I was trying to implement read/write lock using mutex only (just for learning). Just when i thought i have covered all corner cases (as the program worked with variety of combinations), i have realized, i ignored the fact (as it worked in ubuntu) that, the mutex should be freed by the owner of the thread. Below is my implementation,

class rw_lock_t{

    int NoOfReaders;
    int NoOfWriters, NoOfWritersWaiting;
    pthread_mutex_t class_mutex;
    pthread_cond_t class_cond;
    pthread_mutex_t data_mutex;

public:

    rw_lock_t()
    : NoOfReaders(0),
      NoOfWriters(0), NoOfWritersWaiting(0)
    {
            pthread_mutex_init(&class_mutex, NULL);
            pthread_mutex_init(&data_mutex, NULL);
            pthread_cond_init(&class_cond, NULL);
    }
    void r_lock()
    {
            pthread_mutex_lock(&class_mutex);
            //while(NoOfWriters!=0 || NoOfWritersWaiting!=0) //Writer Preference
            while(NoOfWriters!=0)
            {
                    pthread_cond_wait(&class_cond, &class_mutex);
            }
            if(NoOfReaders==0)
            {
                    pthread_mutex_unlock(&class_mutex);
                    pthread_mutex_lock(&data_mutex);
                    pthread_mutex_lock(&class_mutex);
                    NoOfReaders++;
                    pthread_mutex_unlock(&class_mutex);
            }
            else if(NoOfReaders>0) //Already Locked
            {
                    NoOfReaders++;
                    pthread_mutex_unlock(&class_mutex);
            }
    }
    void w_lock()
    {
            pthread_mutex_lock(&class_mutex);
            NoOfWritersWaiting++;
            while(NoOfReaders!=0 && NoOfWriters!=0)
            {
                    pthread_cond_wait(&class_cond, &class_mutex);
            }
            pthread_mutex_unlock(&class_mutex);

            pthread_mutex_lock(&data_mutex);
            pthread_mutex_lock(&class_mutex);
            NoOfWritersWaiting--; NoOfWriters++;
            pthread_mutex_unlock(&class_mutex);
    }
    void r_unlock()
    {
            pthread_mutex_lock(&class_mutex);
            NoOfReaders--;
            if(NoOfReaders==0)
                    pthread_mutex_unlock(&data_mutex);
            pthread_mutex_unlock(&class_mutex);
            pthread_cond_signal(&class_cond);
    }
    void w_unlock()
    {
            pthread_mutex_lock(&class_mutex);
            NoOfWriters--;
            if(NoOfWriters==0)
                    pthread_mutex_unlock(&data_mutex);
            pthread_mutex_unlock(&class_mutex);
            pthread_cond_signal(&class_cond);
    }
};

My question now is, what is the best way (minimal change) to rectify. Semaphore is definitely the idle choice, but I thought of solutions as below

Solution#1

1) I will have a dedicated thread, just to lock/unlock the mutex for read case.
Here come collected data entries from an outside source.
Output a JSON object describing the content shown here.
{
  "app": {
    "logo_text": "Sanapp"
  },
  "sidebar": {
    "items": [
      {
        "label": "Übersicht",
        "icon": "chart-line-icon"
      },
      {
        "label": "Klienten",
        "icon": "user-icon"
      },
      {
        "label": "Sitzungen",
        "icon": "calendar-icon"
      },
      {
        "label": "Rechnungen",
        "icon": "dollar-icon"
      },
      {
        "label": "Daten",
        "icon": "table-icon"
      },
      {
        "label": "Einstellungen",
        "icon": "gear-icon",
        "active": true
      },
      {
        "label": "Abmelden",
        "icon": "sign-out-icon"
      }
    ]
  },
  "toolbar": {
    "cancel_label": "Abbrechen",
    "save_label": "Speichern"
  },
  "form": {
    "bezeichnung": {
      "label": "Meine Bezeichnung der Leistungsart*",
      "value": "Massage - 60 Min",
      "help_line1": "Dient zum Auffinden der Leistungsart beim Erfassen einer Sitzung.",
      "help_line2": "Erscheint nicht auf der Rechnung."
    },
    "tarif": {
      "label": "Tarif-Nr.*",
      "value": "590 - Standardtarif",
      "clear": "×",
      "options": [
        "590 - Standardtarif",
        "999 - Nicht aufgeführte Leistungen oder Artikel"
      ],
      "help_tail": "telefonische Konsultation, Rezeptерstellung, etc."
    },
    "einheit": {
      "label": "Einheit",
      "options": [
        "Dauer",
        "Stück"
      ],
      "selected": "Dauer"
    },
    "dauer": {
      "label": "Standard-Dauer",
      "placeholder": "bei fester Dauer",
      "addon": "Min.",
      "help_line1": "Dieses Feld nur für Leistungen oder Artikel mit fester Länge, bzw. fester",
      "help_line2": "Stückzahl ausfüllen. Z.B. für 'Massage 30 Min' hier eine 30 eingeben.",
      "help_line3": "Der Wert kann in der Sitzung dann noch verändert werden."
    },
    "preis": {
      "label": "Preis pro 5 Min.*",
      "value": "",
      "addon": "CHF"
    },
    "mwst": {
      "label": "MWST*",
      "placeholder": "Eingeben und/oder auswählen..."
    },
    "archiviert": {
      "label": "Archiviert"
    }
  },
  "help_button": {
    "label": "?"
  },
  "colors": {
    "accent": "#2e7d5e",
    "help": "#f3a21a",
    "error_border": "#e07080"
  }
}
2) This thread will be waiting on a condition variable to get signal from r_lock or r_unlock.

3) r_lock and r_unlock will instead of doing "pthread_mutex_lock/unlock(&data_mutex);", will signal the dedicated thread to lock instead.

4) I have to remember many facts for this implementation,

• The signaling and actual locking are two different events, so might need synchronization.

• Will need a mutex+condVariable+thread and more synchronization extra.

Update: Solution#2

1) The thread who did the actual locking will keep its tid globally.

2) whenever a thread unlocks will make sure the check equality with the global tid.

3) If matches will wait for "NoOfReaders==0" condition and unlock it.

So, is there a better way in which the program can be rectified.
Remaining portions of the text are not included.